Les festivaliers eux aussi ont les pieds dans l’eau et la tête en l’air. Pour le rhizome on passera plus tard en revanche. Défilé de culs stringés, de corps noirs, métis et blancs manifestement travaillés pour l’occasion. Un graffeur albinos dessine des tatoo tribaux fluos sur les cuisses des filles qui le demandent. Ça ne drague pas vraiment, mais ça parade sévère, en grappe de filles et de mecs assez séparés - on choisit sur pièce son partenaire (hétéro)sexuel. Comme les crabes violonistes vus par milliers, serrés dans les marais salins, dont le bras démesuré n’a d’autre fonction que d’attirer les femelles. “Ici en Martinique, nous avons le fantasme de la grosse pince” disait plus tôt une employée municipale de Sainte-Anne. Pendant ce temps Dj Djeda envoie le meilleur set du week-end, best of hip hop épileptique au Serato, 1 min grand max par track. Avec Julien des Gourmets et les filles de Waaa, à ce moment-là, on est soin, les rois de la jungle. "Pendant que certaines personnes se prennent la tête pour choisir le président de la république, ici 2000 personnes font la fête !" crie pour la 2e fois en deux jours Mahdi Jaggae, MC du festival.
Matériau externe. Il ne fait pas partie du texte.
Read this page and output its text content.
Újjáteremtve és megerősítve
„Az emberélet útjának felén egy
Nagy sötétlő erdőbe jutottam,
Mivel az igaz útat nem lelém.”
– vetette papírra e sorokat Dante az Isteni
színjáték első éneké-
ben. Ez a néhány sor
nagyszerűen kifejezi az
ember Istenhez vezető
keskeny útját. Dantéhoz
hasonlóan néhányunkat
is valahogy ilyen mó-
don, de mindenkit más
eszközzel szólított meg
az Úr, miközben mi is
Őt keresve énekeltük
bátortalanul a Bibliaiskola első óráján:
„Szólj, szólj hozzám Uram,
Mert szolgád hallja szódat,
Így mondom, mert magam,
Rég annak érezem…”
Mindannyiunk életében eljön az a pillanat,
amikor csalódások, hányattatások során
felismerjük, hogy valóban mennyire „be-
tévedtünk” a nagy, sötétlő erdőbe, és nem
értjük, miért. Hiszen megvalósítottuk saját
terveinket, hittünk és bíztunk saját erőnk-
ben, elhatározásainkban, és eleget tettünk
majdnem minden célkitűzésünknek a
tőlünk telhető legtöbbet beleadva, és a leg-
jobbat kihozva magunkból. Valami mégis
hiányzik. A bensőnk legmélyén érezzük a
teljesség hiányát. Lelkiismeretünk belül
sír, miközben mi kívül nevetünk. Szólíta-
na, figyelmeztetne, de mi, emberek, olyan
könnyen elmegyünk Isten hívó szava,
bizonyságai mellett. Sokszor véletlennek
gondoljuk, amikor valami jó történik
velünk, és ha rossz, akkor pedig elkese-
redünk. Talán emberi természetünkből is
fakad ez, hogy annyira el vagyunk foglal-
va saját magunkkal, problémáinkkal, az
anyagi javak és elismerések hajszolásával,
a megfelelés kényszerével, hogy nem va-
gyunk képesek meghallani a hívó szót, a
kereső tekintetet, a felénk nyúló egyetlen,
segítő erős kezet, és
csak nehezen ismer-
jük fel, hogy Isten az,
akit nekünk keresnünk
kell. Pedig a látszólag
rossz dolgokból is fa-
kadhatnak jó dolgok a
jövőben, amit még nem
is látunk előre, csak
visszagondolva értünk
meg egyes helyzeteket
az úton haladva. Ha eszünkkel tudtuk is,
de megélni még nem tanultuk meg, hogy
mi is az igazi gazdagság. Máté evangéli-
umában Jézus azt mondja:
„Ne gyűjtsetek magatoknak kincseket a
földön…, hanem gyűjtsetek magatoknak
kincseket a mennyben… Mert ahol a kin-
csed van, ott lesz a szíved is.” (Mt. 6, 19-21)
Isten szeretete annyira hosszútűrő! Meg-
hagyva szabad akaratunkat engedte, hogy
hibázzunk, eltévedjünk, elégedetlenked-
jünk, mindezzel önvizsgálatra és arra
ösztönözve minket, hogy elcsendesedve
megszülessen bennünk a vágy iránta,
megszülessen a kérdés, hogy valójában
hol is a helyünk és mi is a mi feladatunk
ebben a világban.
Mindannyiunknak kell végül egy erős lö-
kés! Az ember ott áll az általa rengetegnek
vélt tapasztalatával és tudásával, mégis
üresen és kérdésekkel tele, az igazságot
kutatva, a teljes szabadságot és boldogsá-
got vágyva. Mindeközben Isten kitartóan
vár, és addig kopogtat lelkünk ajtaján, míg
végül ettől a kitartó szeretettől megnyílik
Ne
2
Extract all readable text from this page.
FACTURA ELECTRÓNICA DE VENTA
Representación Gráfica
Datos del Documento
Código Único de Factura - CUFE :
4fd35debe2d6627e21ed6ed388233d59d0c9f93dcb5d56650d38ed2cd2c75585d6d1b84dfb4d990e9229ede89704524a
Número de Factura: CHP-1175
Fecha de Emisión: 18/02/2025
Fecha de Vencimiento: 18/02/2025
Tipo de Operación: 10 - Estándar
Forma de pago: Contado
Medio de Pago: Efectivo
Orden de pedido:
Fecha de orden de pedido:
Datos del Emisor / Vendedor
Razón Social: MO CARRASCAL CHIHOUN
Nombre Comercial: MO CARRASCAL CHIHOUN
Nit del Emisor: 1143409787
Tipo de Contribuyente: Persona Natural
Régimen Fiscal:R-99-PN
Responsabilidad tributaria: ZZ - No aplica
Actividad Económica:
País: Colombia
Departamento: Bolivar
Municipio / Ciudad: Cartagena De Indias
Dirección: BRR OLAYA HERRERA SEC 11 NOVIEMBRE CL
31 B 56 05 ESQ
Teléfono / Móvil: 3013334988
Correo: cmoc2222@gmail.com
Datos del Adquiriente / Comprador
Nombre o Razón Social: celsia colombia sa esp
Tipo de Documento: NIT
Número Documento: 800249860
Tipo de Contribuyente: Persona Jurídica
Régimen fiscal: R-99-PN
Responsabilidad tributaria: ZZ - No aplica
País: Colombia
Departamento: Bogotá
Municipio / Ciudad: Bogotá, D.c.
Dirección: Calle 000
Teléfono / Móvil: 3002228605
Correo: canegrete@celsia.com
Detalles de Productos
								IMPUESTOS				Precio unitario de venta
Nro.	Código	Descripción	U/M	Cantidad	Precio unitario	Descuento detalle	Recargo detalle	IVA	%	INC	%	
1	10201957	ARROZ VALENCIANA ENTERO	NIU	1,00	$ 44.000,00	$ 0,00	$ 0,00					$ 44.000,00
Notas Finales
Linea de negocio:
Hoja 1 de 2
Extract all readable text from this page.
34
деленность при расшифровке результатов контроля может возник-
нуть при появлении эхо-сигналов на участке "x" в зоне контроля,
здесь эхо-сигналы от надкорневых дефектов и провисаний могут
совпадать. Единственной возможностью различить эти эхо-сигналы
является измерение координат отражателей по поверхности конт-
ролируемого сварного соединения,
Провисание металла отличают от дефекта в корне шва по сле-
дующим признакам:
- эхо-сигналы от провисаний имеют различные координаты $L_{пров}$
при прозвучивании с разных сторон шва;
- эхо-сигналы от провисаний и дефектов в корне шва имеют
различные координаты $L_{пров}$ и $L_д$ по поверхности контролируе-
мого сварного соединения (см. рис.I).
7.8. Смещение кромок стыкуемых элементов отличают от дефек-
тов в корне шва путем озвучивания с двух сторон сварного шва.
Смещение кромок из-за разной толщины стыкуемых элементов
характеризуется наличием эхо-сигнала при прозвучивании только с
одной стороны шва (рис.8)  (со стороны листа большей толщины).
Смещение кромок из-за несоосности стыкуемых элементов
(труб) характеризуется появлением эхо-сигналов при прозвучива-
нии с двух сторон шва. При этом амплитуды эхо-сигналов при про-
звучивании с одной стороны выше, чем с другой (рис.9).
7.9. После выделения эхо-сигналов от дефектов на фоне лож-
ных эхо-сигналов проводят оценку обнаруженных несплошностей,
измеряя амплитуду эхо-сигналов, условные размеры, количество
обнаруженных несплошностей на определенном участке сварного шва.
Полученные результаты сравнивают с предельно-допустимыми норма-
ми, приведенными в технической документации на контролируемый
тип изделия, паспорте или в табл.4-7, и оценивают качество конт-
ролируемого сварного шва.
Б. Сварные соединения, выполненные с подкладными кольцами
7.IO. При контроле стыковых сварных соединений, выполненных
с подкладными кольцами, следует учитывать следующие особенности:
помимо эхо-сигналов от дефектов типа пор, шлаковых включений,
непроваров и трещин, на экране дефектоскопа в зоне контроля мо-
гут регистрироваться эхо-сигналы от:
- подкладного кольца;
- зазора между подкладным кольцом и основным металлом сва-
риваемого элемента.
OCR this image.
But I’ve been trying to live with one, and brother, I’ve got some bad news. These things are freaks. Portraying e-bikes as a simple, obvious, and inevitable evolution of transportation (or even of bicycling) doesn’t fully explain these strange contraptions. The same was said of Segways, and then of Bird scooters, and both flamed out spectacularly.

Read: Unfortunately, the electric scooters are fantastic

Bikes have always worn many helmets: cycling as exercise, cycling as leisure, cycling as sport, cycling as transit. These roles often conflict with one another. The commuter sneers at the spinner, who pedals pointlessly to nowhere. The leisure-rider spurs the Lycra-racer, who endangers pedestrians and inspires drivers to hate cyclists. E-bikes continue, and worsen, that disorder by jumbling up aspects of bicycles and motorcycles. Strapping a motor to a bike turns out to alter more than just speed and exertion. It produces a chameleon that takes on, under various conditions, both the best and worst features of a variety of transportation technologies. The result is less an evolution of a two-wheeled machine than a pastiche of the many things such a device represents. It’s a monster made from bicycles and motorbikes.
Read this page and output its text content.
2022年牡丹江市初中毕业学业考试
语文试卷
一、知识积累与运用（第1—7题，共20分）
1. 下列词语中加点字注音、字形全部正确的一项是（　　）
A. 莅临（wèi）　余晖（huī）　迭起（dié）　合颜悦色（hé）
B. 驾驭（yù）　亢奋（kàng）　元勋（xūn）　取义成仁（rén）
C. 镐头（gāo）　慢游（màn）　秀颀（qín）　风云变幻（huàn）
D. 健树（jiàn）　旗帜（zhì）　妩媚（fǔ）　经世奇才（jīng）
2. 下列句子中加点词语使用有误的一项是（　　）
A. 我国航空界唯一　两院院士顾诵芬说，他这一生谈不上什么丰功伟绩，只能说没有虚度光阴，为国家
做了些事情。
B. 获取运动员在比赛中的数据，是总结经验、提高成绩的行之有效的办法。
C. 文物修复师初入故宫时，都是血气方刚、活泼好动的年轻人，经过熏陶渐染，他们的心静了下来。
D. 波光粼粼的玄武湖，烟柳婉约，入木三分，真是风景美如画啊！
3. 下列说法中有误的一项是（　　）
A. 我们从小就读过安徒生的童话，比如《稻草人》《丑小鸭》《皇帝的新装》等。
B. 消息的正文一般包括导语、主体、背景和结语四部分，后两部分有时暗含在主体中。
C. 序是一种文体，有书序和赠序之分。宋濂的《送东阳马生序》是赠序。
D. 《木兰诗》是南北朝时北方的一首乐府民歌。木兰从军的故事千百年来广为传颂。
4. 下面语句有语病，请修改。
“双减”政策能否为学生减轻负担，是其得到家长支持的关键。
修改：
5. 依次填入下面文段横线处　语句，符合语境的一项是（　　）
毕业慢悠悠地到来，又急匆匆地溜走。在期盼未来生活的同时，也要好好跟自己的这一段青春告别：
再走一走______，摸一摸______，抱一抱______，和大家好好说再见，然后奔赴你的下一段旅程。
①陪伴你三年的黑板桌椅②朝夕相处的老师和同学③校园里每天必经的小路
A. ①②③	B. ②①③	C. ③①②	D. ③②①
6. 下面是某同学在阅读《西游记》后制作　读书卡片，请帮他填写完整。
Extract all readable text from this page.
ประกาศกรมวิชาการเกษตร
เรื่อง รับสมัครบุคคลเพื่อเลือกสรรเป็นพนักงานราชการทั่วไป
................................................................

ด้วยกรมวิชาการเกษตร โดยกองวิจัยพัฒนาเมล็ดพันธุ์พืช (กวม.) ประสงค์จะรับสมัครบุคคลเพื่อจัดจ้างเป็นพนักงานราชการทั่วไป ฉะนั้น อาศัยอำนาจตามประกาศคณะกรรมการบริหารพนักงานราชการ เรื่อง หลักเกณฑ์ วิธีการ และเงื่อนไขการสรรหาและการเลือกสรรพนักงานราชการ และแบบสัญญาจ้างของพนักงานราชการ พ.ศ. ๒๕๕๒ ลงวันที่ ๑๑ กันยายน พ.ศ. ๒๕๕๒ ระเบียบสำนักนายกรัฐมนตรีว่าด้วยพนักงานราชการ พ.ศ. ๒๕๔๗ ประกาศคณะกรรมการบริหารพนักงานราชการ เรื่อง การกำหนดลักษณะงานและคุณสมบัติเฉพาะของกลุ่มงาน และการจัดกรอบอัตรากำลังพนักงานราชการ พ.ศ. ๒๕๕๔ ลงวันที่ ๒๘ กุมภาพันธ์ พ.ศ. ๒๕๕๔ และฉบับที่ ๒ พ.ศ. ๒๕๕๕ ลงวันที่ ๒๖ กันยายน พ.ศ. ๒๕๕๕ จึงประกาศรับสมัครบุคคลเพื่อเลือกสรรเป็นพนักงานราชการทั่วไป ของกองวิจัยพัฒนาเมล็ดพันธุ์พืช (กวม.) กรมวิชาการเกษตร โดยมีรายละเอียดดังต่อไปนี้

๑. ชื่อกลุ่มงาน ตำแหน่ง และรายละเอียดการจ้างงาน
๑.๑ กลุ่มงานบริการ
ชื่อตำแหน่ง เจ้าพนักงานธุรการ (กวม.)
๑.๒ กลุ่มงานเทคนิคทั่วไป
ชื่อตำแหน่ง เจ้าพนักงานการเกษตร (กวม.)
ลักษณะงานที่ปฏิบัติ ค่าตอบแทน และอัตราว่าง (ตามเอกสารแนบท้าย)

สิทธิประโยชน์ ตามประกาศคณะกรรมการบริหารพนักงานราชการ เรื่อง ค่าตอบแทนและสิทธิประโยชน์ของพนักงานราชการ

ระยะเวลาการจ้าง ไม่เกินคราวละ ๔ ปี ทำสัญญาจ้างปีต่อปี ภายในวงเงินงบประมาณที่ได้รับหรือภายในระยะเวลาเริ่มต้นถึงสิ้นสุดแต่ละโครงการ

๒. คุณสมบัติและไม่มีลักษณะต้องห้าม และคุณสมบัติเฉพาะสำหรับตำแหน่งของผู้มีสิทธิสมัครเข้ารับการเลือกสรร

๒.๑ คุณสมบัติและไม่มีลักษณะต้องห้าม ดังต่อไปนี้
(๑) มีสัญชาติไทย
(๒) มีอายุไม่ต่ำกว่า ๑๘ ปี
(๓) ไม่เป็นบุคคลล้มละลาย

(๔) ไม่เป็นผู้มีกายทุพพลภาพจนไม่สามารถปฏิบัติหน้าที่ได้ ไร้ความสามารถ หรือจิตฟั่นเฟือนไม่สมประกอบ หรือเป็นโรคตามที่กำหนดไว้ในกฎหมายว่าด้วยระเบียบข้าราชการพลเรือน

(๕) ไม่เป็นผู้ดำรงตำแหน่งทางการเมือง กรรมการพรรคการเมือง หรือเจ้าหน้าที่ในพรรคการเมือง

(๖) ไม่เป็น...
"C'est qui le président de la république, celui qui vient d'être élu ?" me demande un festivalier. Un autre a dérobé le signe WC et le tient fièrement en l’air. Carrefour culturel, c’est l’heure d’E.Sy Kennenga, chanteur folk local, et ses bluettes que des ados connaissent par cœur. "On dirait Tryo, ça fait bizarre de voir des gens qui chantent des chansons que nous on connaît pas” ose un membre du staff. Le chanteur en est conscient : “pour ceux qui ne connaissent pas le créole, je vous explique...”. 19h39 sur la petite scène, des Martiniquais sur bateaux essayent d'accoster sur la plage, empêchés par la sécurité du festival. En clôture du festival, Tambour Battant bourrine cross-over munis de surfaces MIDI diverses et variées. Puis le final d’Agoria, qui aura ravi les amateurs de tunnels, mixant le buste fier et droit, avec un seau à champagne et une compagne aux petits soins façon Valérie Trierweiler. Il est temps d’atterrir et d’aller voter.


Josselin Bordat / Illustration de une : Olivier Laude.